Smile and nod


by Sarah Meedel

Every day people die. There is that flickering thought that crosses our minds that it could happen to us or a loved one. The truth of the matter is not everyone dies peacefully in their sleep. The world is a sick place and people can die gruesomely, even in their own homes. No one plans on having someone they know die horrifically, but it could happen.

Since a grisly death is not something most people usually plan on, making arrangements beforehand to clean up the mess is pretty much out of the question. In the cases of homicide and suicide, one would generally think from watching enough TV dramas the police or their affiliates would clean up the mess. Not true.

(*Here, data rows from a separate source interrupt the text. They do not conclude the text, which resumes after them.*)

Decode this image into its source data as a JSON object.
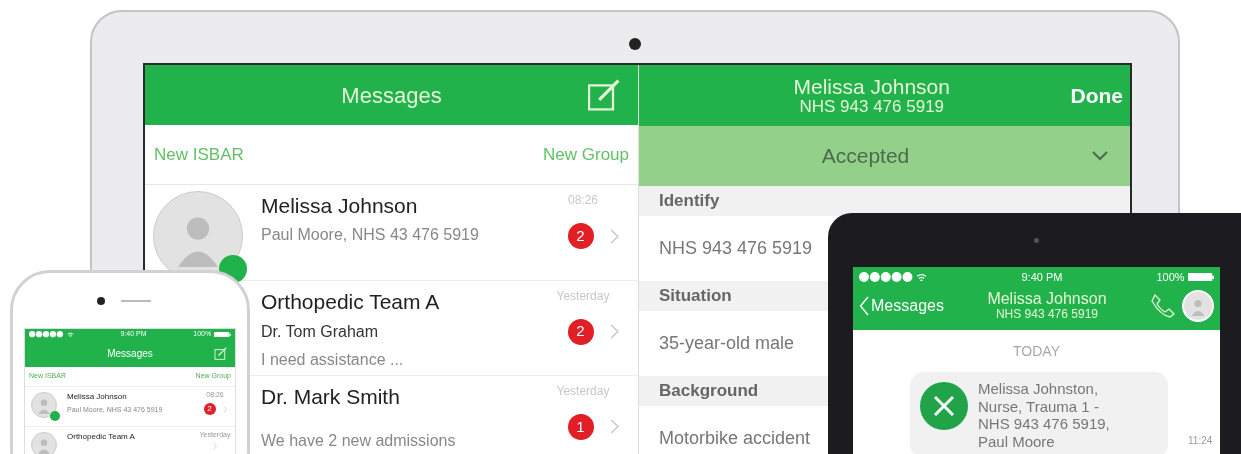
{
  "laptop": {
    "messages": {
      "title": "Messages",
      "actions": [
        "New ISBAR",
        "New Group"
      ],
      "conversations": [
        {
          "name": "Melissa Johnson",
          "lines": [
            {
              "kind": "preview",
              "text": "Paul Moore, NHS 43 476 5919"
            }
          ],
          "time": "08:26",
          "unread": "2",
          "online": true
        },
        {
          "name": "Orthopedic Team A",
          "lines": [
            {
              "kind": "sender",
              "text": "Dr. Tom Graham"
            },
            {
              "kind": "preview",
              "text": "I need assistance ..."
            }
          ],
          "time": "Yesterday",
          "unread": "2",
          "online": false
        },
        {
          "name": "Dr. Mark Smith",
          "lines": [
            {
              "kind": "preview",
              "text": "We have 2 new admissions"
            }
          ],
          "time": "Yesterday",
          "unread": "1",
          "online": false
        }
      ]
    },
    "detail": {
      "title": "Melissa Johnson",
      "subtitle": "NHS 943 476 5919",
      "done": "Done",
      "status": "Accepted",
      "sections": [
        {
          "heading": "Identify",
          "value": "NHS 943 476 5919"
        },
        {
          "heading": "Situation",
          "value": "35-year-old male"
        },
        {
          "heading": "Background",
          "value": "Motorbike accident"
        }
      ]
    }
  },
  "phone": {
    "status_bar": {
      "time": "9:40 PM",
      "battery": "100%"
    },
    "title": "Messages",
    "actions": [
      "New ISBAR",
      "New Group"
    ],
    "conversations": [
      {
        "name": "Melissa Johnson",
        "preview": "Paul Moore, NHS 43 476 5919",
        "time": "08:26",
        "unread": "2",
        "online": true
      },
      {
        "name": "Orthopedic Team A",
        "time": "Yesterday",
        "online": false
      }
    ]
  },
  "tablet": {
    "status_bar": {
      "time": "9:40 PM",
      "battery": "100%"
    },
    "back": "Messages",
    "title": "Melissa Johnson",
    "subtitle": "NHS 943 476 5919",
    "day": "TODAY",
    "message": {
      "text": "Melissa Johnston, Nurse, Trauma 1 - NHS 943 476 5919, Paul Moore",
      "time": "11:24"
    }
  }
}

The police are there to collect evidence, not to clean up.

So who does clean up a death scene? Essentially it is the homeowner’s responsibility to handle it. Some might try start over and pick up and move. But it is hard to sell a house filled with the stench of carnage. The scene must be cleaned up one way or another. It is traumatic enough for a parent to have lost a child, imagine the endless psychological damage caused by picking pieces of little Susie’s brain off her porcelain doll collection; it wouldn’t be surprising if the parents took the same way out after enduring the cleanup.

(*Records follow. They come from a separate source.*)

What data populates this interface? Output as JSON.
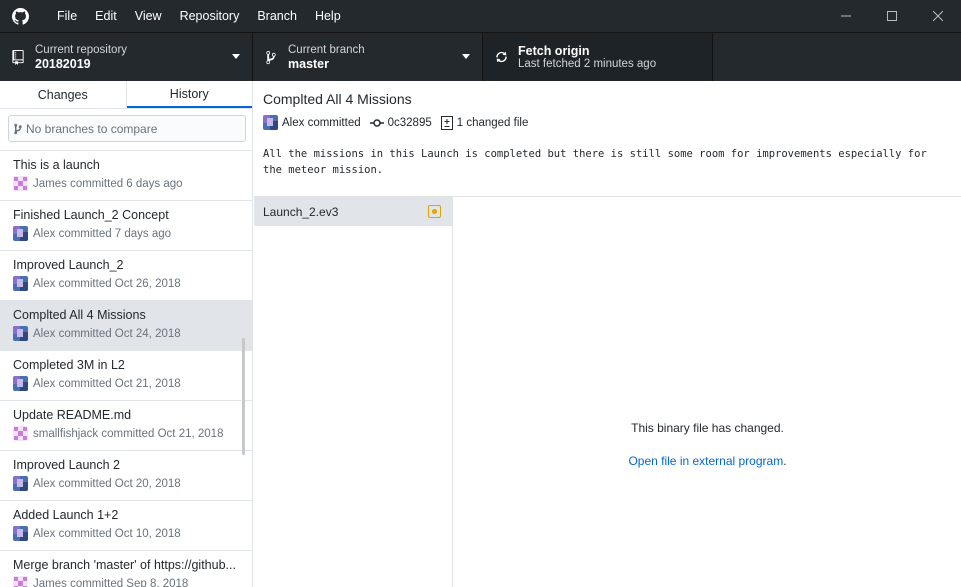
{
  "menu": [
    "File",
    "Edit",
    "View",
    "Repository",
    "Branch",
    "Help"
  ],
  "toolbar": {
    "repo": {
      "label": "Current repository",
      "value": "20182019"
    },
    "branch": {
      "label": "Current branch",
      "value": "master"
    },
    "fetch": {
      "label": "Fetch origin",
      "sub": "Last fetched 2 minutes ago"
    }
  },
  "tabs": {
    "changes": "Changes",
    "history": "History",
    "active": "History"
  },
  "compare": {
    "placeholder": "No branches to compare"
  },
  "commits": [
    {
      "summary": "This is a launch",
      "author": "James",
      "when": "James committed 6 days ago",
      "avatar": "pink"
    },
    {
      "summary": "Finished Launch_2 Concept",
      "author": "Alex",
      "when": "Alex committed 7 days ago",
      "avatar": "alex"
    },
    {
      "summary": "Improved Launch_2",
      "author": "Alex",
      "when": "Alex committed Oct 26, 2018",
      "avatar": "alex"
    },
    {
      "summary": "Complted All 4 Missions",
      "author": "Alex",
      "when": "Alex committed Oct 24, 2018",
      "avatar": "alex",
      "selected": true
    },
    {
      "summary": "Completed 3M in L2",
      "author": "Alex",
      "when": "Alex committed Oct 21, 2018",
      "avatar": "alex"
    },
    {
      "summary": "Update README.md",
      "author": "smallfishjack",
      "when": "smallfishjack committed Oct 21, 2018",
      "avatar": "pink"
    },
    {
      "summary": "Improved Launch 2",
      "author": "Alex",
      "when": "Alex committed Oct 20, 2018",
      "avatar": "alex"
    },
    {
      "summary": "Added Launch 1+2",
      "author": "Alex",
      "when": "Alex committed Oct 10, 2018",
      "avatar": "alex"
    },
    {
      "summary": "Merge branch 'master' of https://github...",
      "author": "James",
      "when": "James committed Sep 8, 2018",
      "avatar": "pink"
    }
  ],
  "commit_detail": {
    "title": "Complted All 4 Missions",
    "author_line": "Alex committed",
    "sha": "0c32895",
    "changed": "1 changed file",
    "body": "All the missions in this Launch is completed but there is still some room for improvements especially for the meteor mission."
  },
  "files": [
    {
      "name": "Launch_2.ev3",
      "status": "modified"
    }
  ],
  "diff": {
    "message": "This binary file has changed.",
    "link": "Open file in external program",
    "link_suffix": "."
  },
  "colors": {
    "toolbar_bg": "#24292e",
    "accent": "#0366d6",
    "modified": "#e5a200"
  }
}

There is another option for people who have lost a loved one. It is a line of work few have probably heard of before — death scene cleaners. Dozens of companies around the United States are popping up, ready to handle the hideous task at hand. In the phone book they are often disguised as carpet cleaners. The phone book has yet to recognize death scene cleaning as its own category.

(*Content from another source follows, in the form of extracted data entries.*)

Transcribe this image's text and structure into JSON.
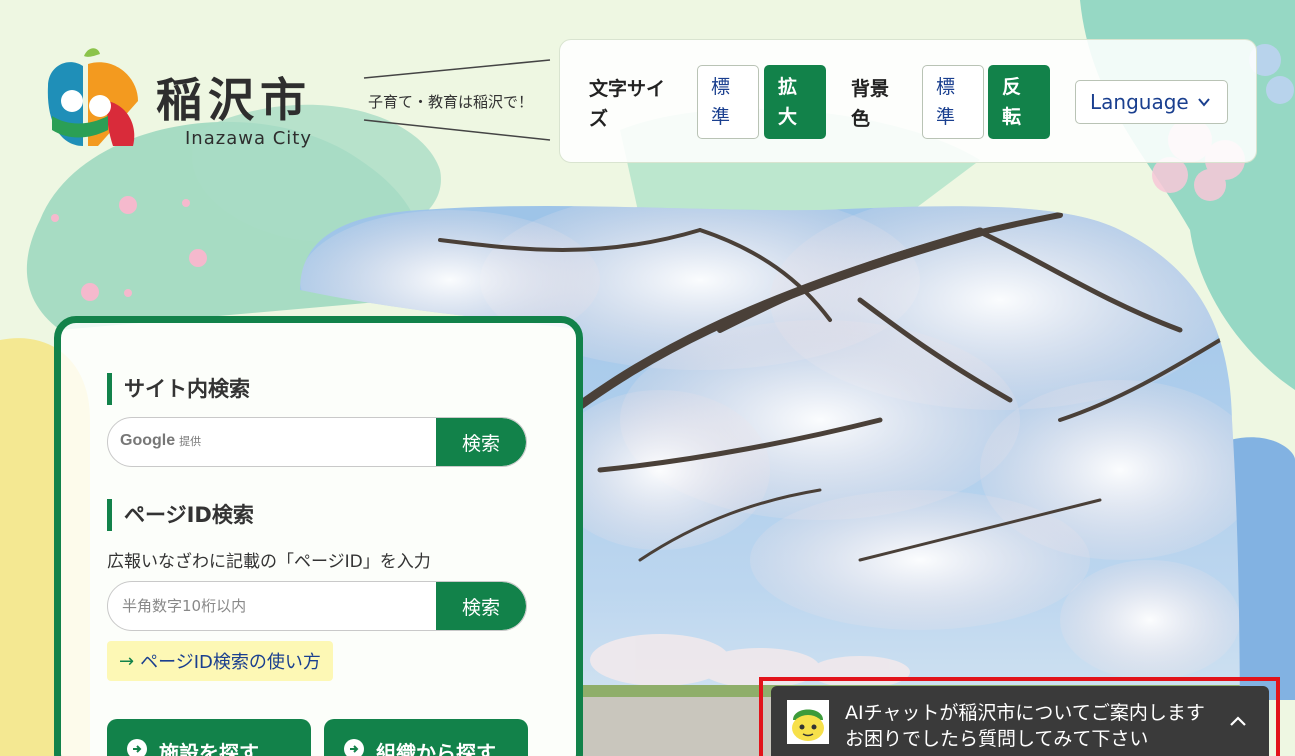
{
  "header": {
    "logo_name": "稲沢市",
    "logo_en": "Inazawa City",
    "tagline": "子育て・教育は稲沢で！"
  },
  "settings": {
    "font_size_label": "文字サイズ",
    "font_size_standard": "標準",
    "font_size_large": "拡大",
    "bg_color_label": "背景色",
    "bg_standard": "標準",
    "bg_invert": "反転",
    "language": "Language"
  },
  "search": {
    "site_search_title": "サイト内検索",
    "google_label": "Google",
    "google_sub": "提供",
    "site_search_button": "検索",
    "page_id_title": "ページID検索",
    "page_id_desc": "広報いなざわに記載の「ページID」を入力",
    "page_id_placeholder": "半角数字10桁以内",
    "page_id_button": "検索",
    "howto_link": "ページID検索の使い方"
  },
  "nav": {
    "facilities": "施設を探す",
    "organization": "組織から探す"
  },
  "chat": {
    "line1": "AIチャットが稲沢市についてご案内します",
    "line2": "お困りでしたら質問してみて下さい"
  },
  "colors": {
    "brand_green": "#12824a",
    "link_blue": "#1a3f8f",
    "highlight_red": "#e2131a"
  }
}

The cleaners come into the house to clean it of all bodily remains and restore the home to a sanitary state. The job is not for those with weak stomachs. Cleaning up globs of what used to be human beings is enough to make one vomit. Doing such a job requires interaction with the remaining members of the household, which can be just as hard as cleaning up the mess itself. Emotions are running high and a cleaner needs to be able to handle the situation.

The cleaning process is not cheap and for good reason. Prices for cleanup range from $1,500 to $5,000. The more gruesome the scene, the more money it costs. Homeowners do not have to pay the bill alone though. Most cleanup companies work with the client and their insurance company to cover the costs.

Death is something bound to happen. We can’t always control the circumstances of how it happens. But it is nice to know if something horrific does happen people don’t have to go it alone.